Homeless spending in NYC doubles over three years, likely to hit $2.3B

February 16, 2017

Back in November, the Wall Street Journal reported that Mayor de Blasio had spent a record $1.6 billion on homeless services since taking office three years prior, a 60 percent increase that came with 20 percent more New Yorkers in city shelters. Now, as shared by the Post, Comptroller Scott Stringer says that homeless spending will reach a whopping $2.3 billion when this fiscal year ends on June 30th, almost twice the $1.2 billion spent three years ago. “We have to pause and ask ourselves, are we seeing results?” he said.

Of the $2.3 billion, $1.4 billion is expected to go towards housing families and single adults in shelters, $400 million towards homeless-prevention and anti-eviction services, and $188 million on rental subsidies.

An additional $102 million was spent in calendar year 2016 on de Blasio’s controversial initiative of using commercial hotel rooms to fill in the gaps from the shelter system. Stringer has been vocally against the practice, and in December, following the Mayor’s request for an additional 500 hotel rooms, he released a report that showed since November 2015, the city booked 425,000 hotel rooms, which cost more than $72.9 million.
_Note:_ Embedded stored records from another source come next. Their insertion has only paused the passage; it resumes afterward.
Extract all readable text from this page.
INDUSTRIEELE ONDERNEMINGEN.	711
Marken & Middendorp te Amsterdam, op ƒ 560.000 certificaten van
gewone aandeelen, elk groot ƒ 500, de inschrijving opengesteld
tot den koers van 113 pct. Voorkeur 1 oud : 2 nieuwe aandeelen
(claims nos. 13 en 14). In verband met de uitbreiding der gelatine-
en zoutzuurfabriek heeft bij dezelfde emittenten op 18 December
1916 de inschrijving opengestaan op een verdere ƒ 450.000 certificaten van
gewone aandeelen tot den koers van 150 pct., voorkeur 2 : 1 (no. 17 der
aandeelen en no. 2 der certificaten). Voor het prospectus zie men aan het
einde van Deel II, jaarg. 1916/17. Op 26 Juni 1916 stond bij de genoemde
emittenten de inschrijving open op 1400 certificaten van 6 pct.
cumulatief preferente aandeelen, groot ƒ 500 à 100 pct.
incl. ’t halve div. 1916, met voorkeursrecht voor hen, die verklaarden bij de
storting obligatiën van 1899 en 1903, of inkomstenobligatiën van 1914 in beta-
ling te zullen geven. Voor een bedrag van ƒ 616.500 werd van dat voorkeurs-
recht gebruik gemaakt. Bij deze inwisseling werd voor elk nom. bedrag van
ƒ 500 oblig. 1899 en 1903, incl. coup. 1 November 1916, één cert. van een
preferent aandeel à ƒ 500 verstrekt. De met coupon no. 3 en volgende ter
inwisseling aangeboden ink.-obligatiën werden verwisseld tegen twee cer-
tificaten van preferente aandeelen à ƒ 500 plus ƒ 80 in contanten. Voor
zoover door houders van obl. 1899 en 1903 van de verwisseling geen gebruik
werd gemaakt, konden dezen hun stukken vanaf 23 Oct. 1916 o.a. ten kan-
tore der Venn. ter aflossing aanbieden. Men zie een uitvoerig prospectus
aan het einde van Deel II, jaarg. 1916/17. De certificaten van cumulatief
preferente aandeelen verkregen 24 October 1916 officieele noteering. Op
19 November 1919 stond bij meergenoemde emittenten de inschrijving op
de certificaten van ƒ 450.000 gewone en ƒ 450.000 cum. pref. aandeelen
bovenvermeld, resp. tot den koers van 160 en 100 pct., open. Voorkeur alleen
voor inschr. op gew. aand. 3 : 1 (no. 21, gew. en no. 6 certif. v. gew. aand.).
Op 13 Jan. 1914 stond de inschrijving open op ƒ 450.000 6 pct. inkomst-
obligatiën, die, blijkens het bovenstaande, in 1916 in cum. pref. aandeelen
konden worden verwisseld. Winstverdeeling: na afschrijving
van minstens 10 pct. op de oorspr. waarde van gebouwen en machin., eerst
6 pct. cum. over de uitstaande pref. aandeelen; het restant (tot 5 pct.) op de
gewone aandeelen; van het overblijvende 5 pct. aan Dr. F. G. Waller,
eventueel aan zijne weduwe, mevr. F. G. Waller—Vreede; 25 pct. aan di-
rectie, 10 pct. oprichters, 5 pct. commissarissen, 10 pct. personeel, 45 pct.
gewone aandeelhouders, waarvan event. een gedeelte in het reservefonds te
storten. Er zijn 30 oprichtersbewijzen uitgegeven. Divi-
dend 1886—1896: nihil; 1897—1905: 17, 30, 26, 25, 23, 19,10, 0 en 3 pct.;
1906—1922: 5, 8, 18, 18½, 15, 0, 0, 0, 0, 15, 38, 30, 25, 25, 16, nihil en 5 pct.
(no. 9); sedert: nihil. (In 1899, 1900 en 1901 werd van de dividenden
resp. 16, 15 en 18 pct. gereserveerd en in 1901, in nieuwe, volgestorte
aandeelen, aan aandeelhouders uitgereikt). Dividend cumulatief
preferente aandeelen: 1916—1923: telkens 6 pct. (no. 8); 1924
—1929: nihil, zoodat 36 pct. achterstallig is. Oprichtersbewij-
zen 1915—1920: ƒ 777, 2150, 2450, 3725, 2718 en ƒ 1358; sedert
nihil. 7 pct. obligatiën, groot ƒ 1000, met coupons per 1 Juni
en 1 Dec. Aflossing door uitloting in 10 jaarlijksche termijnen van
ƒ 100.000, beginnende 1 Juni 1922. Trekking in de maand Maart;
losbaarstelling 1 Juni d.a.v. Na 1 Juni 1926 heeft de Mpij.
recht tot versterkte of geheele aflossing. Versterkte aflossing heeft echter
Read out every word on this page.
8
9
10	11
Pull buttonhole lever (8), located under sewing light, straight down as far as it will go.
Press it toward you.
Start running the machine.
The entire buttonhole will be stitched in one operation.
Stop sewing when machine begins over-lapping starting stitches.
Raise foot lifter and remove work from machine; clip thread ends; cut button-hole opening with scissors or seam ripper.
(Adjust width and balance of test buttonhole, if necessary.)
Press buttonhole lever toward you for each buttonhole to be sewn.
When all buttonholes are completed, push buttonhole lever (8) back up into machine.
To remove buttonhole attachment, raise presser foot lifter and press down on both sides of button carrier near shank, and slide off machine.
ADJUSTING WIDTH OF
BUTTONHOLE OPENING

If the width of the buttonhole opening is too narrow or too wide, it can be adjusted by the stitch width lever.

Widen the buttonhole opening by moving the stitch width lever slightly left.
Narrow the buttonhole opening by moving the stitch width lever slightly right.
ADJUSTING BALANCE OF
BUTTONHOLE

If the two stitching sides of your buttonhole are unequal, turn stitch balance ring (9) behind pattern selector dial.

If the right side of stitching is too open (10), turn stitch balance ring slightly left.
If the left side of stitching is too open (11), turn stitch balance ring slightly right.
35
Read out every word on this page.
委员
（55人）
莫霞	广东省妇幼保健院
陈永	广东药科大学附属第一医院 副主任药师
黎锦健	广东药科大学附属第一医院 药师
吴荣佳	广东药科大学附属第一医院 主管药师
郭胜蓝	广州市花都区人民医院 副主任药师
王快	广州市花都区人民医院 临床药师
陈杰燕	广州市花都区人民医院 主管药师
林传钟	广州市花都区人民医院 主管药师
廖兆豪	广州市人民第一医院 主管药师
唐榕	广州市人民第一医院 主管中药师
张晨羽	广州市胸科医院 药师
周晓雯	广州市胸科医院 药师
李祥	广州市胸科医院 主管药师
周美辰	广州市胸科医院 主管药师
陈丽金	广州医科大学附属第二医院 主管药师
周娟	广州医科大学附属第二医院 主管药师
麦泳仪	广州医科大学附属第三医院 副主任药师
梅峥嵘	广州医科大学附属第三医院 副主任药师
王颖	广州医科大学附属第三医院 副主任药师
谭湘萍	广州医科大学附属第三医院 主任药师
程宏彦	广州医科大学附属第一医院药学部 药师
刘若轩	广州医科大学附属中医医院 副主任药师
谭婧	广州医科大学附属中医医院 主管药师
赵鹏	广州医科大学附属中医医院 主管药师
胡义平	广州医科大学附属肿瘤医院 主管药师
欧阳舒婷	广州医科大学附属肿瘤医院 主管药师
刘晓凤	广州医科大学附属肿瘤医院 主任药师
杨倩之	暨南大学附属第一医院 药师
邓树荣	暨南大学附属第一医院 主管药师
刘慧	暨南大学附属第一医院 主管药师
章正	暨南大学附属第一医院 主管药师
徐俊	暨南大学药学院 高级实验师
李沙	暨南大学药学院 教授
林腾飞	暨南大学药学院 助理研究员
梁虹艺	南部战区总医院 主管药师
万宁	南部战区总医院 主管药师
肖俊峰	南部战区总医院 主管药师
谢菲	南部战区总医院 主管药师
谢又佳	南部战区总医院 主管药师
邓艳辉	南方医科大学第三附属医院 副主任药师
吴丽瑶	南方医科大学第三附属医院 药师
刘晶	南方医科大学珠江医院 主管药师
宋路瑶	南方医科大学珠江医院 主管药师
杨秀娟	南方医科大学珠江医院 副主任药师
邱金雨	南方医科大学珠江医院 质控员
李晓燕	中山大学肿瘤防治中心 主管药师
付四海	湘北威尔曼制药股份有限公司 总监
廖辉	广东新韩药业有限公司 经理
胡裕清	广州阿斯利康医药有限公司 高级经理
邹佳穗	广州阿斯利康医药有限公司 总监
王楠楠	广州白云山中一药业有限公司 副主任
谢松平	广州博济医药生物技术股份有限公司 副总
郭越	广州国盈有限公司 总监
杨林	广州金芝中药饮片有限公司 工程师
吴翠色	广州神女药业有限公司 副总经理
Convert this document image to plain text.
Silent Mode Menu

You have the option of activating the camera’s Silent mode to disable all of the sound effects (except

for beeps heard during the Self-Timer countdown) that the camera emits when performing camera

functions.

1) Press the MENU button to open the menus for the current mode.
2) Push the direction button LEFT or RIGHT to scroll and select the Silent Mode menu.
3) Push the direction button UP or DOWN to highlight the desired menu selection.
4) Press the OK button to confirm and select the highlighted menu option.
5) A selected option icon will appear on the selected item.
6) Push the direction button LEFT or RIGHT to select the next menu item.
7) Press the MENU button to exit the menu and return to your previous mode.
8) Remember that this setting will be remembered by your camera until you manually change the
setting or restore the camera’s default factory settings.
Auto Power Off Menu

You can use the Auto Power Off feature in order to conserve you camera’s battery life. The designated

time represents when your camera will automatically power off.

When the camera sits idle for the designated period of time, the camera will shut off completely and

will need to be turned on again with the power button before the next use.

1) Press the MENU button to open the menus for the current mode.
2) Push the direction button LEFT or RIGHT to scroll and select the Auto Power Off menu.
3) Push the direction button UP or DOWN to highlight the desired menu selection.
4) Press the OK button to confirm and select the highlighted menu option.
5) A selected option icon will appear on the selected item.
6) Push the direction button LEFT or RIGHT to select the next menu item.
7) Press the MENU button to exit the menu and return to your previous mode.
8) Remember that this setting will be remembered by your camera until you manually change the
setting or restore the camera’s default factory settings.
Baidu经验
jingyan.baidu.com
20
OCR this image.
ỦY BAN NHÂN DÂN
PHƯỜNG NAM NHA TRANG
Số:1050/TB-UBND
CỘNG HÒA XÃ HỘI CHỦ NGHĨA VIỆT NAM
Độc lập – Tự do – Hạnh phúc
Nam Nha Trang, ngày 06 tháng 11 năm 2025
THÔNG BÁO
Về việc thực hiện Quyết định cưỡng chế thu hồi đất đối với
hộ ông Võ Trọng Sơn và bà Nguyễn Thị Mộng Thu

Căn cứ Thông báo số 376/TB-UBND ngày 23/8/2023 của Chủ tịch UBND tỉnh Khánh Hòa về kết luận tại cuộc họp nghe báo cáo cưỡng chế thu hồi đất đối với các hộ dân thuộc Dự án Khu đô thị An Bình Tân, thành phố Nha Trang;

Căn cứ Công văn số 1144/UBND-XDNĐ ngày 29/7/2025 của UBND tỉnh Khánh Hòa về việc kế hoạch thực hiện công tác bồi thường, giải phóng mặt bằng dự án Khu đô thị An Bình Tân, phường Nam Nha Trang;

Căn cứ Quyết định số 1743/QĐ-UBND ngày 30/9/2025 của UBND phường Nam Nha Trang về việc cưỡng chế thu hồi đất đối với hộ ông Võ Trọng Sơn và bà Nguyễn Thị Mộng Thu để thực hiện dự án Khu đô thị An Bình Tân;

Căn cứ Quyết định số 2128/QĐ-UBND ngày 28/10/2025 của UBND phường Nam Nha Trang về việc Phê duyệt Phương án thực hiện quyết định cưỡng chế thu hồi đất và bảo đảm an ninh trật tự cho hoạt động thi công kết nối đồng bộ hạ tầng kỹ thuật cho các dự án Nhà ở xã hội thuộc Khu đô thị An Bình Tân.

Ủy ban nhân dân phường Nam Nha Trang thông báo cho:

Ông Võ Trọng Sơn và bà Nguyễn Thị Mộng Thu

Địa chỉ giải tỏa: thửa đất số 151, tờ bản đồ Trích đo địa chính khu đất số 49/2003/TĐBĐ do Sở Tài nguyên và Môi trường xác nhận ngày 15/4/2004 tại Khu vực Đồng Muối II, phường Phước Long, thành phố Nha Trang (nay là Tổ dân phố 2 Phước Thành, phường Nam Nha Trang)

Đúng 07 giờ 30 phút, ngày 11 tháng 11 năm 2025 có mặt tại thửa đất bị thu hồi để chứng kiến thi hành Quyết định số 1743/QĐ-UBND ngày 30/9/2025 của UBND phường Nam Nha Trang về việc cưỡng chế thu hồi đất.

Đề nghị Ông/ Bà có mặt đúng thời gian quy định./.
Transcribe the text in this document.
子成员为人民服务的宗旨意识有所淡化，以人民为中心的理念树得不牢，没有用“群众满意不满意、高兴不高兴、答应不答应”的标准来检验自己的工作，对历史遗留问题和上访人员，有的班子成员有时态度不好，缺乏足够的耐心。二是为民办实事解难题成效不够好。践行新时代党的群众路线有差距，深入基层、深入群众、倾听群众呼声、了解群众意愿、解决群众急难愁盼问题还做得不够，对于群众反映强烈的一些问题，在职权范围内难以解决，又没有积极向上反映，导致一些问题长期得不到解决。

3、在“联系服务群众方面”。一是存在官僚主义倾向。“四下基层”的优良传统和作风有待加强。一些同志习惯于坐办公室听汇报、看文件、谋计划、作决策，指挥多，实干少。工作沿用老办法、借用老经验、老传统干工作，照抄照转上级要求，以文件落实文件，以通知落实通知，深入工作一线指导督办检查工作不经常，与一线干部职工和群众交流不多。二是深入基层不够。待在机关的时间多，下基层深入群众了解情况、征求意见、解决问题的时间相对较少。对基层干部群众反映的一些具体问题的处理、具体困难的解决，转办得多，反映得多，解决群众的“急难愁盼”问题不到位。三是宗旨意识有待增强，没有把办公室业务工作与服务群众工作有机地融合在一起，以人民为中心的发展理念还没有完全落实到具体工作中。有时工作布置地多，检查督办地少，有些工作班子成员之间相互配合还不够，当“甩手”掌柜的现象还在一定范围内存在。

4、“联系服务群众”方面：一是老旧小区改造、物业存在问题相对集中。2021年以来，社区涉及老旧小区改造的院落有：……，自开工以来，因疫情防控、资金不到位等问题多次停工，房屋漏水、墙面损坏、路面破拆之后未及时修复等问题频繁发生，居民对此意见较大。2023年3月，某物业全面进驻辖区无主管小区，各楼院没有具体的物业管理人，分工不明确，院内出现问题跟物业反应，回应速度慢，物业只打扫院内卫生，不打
As 6sqft noted, as of November 2016, “there were 5,881 homeless New Yorkers staying in hotels, with the average nightly bill climbing from $163 to $194 over the past year.” Yesterday, Stringer re-emphasized his feelings: “We’ve talked about the outrageous costs of commercial hotels and the human costs of placing families with children in those hotels with no services and no hope.”

Though city officials haven’t disputed Stringer’s analysis, they do present their own stats, such as a 24 percent decrease in evictions after funding for tenant legal services was increased to $62 million and the 51,500 people who moved from shelters into permanent housing thanks to rental subsidies. But city records show the shelter count currently at 60,155, still up 20 percent.

Moreover, DNAinfo shares today an analysis by the Institute for Children, Poverty, and Homelessness that says in the 2014-15 school year, one in eight public school students had experienced homelessness in the past five years. During the 2015-16 school year, 105,445 children in grades K-12 were homeless, up from 82,000 the year prior.